The problem is that all four of us are home basically 24/7, so more dirt is being tracked on to the floors, so no matter how often I sweep, there is always somewhere in need of sweeping. We eat all our meals at home, so there are more dishes to wash, and then there are more towels to clean from drying said dishes. And then there are the toys. Don’t get me started on the toys.

It is not fun to live in a house that feels like a toy store that was just hit by a natural disaster. But when the kids are home all day every day, a mess-free house is just not realistic. Hell, a semi-mess-free house is not realistic. Still, I look around and when I see all the messes, I get agitated.

That’s when I remember the wisdom of a wise soul at the car wash.

It was over five years ago, before I was even pregnant with Julian. I took my SUV to the car wash and even though I just had toddler Pippa at the time, the car was absolutely disgusting. The floors were covered in crushed Cheerios and spilled milk. (Oh my god, I just had a lovely flashback to how my car used to smell like a latrine whenever a bottle got lost under a seat. The horror, the horror!) There were toys everywhere. There were probably also several toddler purses because Pippa had this phase where she could not leave the house without three bags (minimum).

The car wash attendant asked what sort of wash I wanted, and I apologized about the mess in the car. He took one look at the car seat and said, “It’s a blessing! Healthy kids are messy kids! Kids stop making messes when they get sick. If there are messes, thank God. The kids are healthy.”

Looking back, it was almost as if God was talking to me through that car wash attendant, to make sure I got the one piece of parenting advice that I really needed at the time.

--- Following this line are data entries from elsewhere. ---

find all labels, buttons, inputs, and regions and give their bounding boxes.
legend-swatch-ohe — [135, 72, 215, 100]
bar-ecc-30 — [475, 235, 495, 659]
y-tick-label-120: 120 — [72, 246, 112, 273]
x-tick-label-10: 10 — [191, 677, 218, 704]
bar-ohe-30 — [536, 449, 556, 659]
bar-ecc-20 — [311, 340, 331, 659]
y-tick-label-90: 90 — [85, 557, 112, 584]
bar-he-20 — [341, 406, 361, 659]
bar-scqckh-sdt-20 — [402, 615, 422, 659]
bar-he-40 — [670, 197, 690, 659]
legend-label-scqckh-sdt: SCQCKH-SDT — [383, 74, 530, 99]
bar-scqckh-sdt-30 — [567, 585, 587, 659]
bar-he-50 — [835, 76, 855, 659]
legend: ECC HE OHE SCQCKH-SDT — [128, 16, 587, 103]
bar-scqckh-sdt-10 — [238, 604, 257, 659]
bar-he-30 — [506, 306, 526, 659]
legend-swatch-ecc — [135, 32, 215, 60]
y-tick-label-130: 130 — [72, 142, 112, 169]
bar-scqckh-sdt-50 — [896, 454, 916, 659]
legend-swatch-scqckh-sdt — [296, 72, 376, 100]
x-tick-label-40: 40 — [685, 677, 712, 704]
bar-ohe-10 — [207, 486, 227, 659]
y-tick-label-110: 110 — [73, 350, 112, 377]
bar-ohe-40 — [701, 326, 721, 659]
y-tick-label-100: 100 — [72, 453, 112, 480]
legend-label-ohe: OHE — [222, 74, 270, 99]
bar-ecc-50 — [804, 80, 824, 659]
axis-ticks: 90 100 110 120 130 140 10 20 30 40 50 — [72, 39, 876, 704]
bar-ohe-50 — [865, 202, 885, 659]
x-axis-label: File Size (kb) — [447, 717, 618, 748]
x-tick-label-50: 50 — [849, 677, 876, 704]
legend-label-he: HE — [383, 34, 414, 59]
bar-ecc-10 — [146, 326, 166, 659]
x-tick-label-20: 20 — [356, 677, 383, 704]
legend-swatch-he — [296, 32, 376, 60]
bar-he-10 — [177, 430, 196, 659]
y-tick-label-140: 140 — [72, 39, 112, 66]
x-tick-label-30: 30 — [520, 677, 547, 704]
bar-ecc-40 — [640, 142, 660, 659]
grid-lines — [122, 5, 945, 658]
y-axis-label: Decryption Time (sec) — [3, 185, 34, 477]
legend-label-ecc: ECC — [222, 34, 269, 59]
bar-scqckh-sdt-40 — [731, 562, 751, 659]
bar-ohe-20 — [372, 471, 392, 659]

And it’s the one piece of advice I keep remembering, again and again, as the children keep wrecking the house as we shelter-at-home. Did they disassemble the couch and use all the pillows to build a fort in the living room? Thank God, the kids are healthy! Is the kitchen floor covered in bits of paper and glitter? Thank God, the kids are healthy! Did I just find a tractor in my closet? Thank God, the kids are healthy! As between (1) a clean house + sick kids, and (2) a messy house + healthy kids, I’m going to choose Door #2 every damn time.

p.s. As I was finishing this blog post, Julian came to me with a bag of dominos. He had been playing with the dominos and then put them all away. He brought me the bag so I could return the dominos to a shelf he cannot reach. He cleaned a mess without being asked! Hallelujah! It’s a social distancing miracle!